Des nodded, well aware that for twenty dollars your average parking lot attendant would swear under oath that he had seen Elvis pull up in a pink Cadillac-with Marilyn Monroe seated next to him in the front seat.
He rubbed a thumb carefully along his big, thrusting chin, as if to test his morning shave. “It’s on Second Avenue and Sixty-sixth Street. And I still have the ticket stub somewhere, I think. But, frankly, I’m having trouble seeing how my visit to New York has anything to do with matters that concern you.”
“It concerns me,” Des explained, “because someone tried to shove Mr. Berger in front of a subway train yesterday morning in Times Square. He claims it happened shortly after he said good-bye to your wife.”
Now Bud Havenhurst went silent on her, his face a stone cold blank. The man conveyed nothing. It was just like sitting across the table from a lawn statue. Lawyers. They were worse than born liars, she reflected bitterly. These bastards were trained at it by high priests.
She elected to move on. “Let’s talk about your ex-wife’s missing money.”
“Mitch spoke to you about that?” Bud asked her uneasily.
“He did.”
“And you understand why I did what I did?”
“I understand bupkes,” she said sharply. “Maybe you believed you were acting in your ex-wife’s best interest. But I’m not prepared to say whether what you did was legal or ethical or proper. Or whether a Connecticut State Bar Association grievance panel will find probable cause for misconduct. Or whether a judge will suspend your license to practice law.” She paused a moment, the better to dangle her bait. “Of course, if you’re prepared to give some news I can use, then that’s another matter entirely…”
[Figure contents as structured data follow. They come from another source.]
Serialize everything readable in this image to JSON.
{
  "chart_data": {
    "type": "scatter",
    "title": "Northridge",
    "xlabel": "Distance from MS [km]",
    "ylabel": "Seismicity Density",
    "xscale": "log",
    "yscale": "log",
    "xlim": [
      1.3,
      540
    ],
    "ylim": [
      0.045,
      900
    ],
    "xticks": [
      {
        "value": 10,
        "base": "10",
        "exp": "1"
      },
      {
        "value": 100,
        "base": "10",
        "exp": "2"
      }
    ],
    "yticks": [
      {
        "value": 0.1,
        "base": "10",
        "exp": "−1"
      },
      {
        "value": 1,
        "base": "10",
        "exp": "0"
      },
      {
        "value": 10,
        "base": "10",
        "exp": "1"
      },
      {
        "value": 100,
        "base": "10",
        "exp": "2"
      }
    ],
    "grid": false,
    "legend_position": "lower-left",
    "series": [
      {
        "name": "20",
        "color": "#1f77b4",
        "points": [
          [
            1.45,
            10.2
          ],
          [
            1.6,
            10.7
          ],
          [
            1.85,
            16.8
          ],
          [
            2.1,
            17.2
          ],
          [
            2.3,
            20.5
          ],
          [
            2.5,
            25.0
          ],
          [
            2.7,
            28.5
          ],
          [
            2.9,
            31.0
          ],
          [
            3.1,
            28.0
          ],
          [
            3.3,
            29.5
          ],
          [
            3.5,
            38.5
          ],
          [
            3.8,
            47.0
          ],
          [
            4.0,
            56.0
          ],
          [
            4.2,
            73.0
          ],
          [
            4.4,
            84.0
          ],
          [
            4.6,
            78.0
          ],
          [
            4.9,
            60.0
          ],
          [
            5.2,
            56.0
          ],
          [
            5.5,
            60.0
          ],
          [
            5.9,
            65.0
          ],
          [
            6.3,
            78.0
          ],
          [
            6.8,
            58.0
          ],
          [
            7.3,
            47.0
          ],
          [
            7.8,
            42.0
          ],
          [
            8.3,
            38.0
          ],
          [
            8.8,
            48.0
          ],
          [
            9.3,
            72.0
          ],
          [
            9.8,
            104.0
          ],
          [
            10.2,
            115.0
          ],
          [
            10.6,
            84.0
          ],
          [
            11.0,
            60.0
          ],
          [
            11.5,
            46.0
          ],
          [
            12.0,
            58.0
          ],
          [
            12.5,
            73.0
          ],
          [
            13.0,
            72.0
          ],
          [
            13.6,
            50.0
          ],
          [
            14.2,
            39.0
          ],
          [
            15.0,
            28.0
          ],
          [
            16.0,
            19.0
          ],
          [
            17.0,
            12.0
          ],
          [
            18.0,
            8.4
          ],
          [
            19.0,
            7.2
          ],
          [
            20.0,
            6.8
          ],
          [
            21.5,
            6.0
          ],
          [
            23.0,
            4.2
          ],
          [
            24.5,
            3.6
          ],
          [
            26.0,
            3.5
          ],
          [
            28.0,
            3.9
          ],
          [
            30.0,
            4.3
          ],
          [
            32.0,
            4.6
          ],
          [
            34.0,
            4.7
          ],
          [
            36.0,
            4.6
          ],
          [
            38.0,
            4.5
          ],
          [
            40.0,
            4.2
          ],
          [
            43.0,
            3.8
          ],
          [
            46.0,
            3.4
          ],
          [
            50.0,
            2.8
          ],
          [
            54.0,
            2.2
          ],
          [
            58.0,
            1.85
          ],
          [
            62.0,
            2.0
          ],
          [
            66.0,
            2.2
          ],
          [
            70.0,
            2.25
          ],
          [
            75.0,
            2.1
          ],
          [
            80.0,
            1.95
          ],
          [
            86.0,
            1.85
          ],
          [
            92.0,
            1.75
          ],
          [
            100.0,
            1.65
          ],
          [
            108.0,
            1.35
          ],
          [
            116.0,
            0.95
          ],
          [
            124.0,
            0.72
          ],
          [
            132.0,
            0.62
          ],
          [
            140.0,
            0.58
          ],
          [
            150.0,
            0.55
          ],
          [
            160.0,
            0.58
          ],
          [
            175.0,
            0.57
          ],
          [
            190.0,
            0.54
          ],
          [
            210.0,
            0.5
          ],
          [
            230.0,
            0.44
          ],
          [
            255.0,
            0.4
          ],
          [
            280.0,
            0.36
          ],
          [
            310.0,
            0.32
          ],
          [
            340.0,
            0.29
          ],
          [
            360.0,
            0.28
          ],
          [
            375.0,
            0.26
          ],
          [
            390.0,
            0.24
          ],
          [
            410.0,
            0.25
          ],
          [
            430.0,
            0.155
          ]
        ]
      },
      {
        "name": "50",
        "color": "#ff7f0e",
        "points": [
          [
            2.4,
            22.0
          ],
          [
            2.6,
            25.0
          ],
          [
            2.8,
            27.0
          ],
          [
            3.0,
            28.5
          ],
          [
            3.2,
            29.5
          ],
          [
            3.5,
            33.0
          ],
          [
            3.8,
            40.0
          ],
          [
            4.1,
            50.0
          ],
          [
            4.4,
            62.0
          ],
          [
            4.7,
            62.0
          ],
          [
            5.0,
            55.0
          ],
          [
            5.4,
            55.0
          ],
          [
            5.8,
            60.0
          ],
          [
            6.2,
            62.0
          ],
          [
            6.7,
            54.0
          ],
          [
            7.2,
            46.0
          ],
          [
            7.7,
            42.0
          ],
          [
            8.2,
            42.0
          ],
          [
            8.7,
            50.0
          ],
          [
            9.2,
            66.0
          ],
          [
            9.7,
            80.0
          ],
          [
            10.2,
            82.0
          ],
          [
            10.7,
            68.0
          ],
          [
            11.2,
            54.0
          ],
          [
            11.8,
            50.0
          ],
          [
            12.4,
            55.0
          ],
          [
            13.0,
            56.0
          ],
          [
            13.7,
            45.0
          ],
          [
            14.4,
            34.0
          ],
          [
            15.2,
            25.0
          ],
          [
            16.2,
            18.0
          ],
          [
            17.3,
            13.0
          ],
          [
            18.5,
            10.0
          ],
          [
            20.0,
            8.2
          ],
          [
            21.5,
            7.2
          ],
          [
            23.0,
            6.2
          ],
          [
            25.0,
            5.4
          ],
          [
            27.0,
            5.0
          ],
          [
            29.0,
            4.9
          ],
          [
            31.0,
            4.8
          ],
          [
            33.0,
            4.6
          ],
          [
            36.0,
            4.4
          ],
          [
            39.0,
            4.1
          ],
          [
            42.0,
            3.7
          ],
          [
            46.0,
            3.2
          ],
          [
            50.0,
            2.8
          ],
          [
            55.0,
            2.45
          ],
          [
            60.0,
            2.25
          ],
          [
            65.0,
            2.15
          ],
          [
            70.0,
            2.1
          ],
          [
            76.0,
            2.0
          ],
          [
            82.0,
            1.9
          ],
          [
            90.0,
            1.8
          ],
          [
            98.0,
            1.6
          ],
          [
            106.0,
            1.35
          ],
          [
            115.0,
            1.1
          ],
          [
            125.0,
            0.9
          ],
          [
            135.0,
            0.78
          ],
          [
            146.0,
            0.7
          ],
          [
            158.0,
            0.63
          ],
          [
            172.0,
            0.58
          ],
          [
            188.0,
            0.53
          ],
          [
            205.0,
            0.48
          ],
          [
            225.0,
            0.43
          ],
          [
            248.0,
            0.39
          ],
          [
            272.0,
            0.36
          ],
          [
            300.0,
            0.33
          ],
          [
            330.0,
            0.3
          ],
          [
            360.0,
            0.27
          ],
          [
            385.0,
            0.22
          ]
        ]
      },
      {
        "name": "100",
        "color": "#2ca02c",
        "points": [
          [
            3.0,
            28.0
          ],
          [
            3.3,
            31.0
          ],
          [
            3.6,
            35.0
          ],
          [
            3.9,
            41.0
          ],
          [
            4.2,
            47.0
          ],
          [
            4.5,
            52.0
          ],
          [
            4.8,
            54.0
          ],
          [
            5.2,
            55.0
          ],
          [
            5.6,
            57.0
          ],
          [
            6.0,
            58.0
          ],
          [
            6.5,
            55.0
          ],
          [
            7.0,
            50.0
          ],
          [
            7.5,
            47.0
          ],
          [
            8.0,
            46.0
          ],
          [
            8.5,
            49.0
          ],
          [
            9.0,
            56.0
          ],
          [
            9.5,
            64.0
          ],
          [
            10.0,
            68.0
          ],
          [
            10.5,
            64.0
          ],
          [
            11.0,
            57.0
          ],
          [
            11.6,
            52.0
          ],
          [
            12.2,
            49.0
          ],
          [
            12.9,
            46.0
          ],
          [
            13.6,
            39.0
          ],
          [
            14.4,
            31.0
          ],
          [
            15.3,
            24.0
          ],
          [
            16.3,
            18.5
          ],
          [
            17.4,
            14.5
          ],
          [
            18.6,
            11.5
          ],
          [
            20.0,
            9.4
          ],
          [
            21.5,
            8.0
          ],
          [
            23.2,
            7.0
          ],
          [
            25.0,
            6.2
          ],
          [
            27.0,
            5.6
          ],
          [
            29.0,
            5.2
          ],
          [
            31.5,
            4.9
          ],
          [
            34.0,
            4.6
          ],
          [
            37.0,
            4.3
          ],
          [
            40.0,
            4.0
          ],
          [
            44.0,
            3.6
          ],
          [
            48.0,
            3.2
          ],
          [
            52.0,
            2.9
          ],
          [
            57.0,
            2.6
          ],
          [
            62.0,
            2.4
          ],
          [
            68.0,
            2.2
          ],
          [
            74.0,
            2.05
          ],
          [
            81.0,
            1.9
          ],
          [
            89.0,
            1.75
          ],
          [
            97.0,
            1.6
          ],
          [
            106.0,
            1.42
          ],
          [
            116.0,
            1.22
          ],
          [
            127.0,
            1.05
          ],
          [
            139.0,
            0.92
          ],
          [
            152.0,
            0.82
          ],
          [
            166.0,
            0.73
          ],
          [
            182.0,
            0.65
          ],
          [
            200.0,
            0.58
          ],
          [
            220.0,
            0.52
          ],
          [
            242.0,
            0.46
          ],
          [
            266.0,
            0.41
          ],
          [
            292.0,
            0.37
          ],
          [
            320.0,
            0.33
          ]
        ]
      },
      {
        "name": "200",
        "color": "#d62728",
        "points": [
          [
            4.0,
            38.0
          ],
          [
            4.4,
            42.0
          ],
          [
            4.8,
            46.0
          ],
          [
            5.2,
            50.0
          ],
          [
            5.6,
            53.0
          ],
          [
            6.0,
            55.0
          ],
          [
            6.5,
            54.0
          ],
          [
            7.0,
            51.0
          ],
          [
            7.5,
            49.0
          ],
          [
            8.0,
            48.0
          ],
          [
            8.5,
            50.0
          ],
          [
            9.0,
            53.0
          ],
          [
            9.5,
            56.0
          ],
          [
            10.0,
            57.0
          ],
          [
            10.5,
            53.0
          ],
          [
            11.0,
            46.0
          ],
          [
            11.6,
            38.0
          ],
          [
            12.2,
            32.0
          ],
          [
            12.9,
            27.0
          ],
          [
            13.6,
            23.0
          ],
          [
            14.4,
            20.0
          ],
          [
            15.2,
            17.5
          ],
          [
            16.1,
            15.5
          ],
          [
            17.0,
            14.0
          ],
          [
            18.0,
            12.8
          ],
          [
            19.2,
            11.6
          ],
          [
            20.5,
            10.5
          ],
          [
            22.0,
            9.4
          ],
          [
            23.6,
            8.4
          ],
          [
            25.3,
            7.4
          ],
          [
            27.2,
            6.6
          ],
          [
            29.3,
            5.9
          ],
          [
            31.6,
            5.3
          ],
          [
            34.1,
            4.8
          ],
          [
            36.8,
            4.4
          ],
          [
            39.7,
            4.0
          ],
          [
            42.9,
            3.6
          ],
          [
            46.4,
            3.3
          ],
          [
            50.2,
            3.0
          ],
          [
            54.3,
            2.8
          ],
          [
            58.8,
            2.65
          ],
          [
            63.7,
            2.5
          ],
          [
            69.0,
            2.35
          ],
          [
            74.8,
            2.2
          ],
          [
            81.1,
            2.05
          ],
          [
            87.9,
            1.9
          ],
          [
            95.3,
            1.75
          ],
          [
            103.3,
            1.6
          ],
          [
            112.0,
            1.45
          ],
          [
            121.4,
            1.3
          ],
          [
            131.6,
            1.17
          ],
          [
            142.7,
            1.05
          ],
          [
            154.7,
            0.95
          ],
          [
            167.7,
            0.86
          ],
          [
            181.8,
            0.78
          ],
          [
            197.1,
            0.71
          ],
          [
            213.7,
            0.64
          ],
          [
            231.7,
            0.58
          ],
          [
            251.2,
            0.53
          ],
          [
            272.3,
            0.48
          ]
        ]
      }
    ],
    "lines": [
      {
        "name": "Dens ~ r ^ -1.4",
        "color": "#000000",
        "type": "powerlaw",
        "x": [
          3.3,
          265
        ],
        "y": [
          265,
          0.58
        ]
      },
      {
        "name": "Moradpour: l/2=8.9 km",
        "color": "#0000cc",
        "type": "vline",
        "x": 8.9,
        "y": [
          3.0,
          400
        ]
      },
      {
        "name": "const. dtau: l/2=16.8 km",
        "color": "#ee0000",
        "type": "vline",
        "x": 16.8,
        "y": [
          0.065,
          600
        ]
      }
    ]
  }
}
Bud Havenhurst suddenly became very interested in the view. He even got up and went over to the porch railing so he could get a better look at it. “Such as?”
“Such as it occurs to me that you are in and out of Mrs. Seymour’s house…”
He turned back to face her. “It used to be my house,” he said quietly.
“Did you write that Dear John letter?”
He shook his head emphatically. “If I had done that, then I’d be Niles Seymour’s murderer. And I’m not.”
“You weren’t home in bed the night that Tuck Weems was murdered. Where were you?”
Havenhurst didn’t respond. Just went into statue mode again.
“Were you with your ex-wife? Were you sleeping with her?”
He heaved a pained sigh. “No, Dolly wouldn’t have me again in a million years,” he replied, his face expressing a curious mix of longing, frustration and hopelessness. He was an older man besotted with a volatile and promiscuous younger woman. Yet he clearly remained attached to his first wife. Maybe he just didn’t know what, or who, he wanted. Maybe he was just a fool-he was a fully grown adult male, after all. “I just looked in on her,” he explained. “To make sure she wasn’t wandering. She does, as I believe I’ve mentioned to you.”
“You didn’t mention that you were soaking wet when you got home. How did you get so wet, Mr. Havenhurst?”
“I walked on the beach.”
“In the middle of a violent rainstorm?”
“I like to walk in the rain. I find it therapeutic.”
“Are you in need of therapy?”
“Everyone is in need of therapy.”
And these were supposed to be the happy people. Had their own damned island. If they weren’t happy, who was? “Did anyone see you?” she asked.
“No, of course not.”
Just as no one could recall seeing his son, Evan, and Jamie Devers docked out on Little Sister Island having themselves a bonfire. She had checked with the Coast Guard. She had checked with the boatyards. Nothing. Everywhere she turned it came up nothing.
Havenhurst abruptly glanced at his watch. “I really have to be getting to my law office, Lieutenant. A number of my later appointments got pushed up to this morning because of Niles Seymour’s funeral this afternoon. Are we done?”
“Not a problem,” Des said agreeably. “I wouldn’t want to keep you from your appointments. The big wheel of justice must keep on turning.” She climbed to her feet and treated him to her maximum-wattage smile. “But, counselor, I would not be saying we’re done.”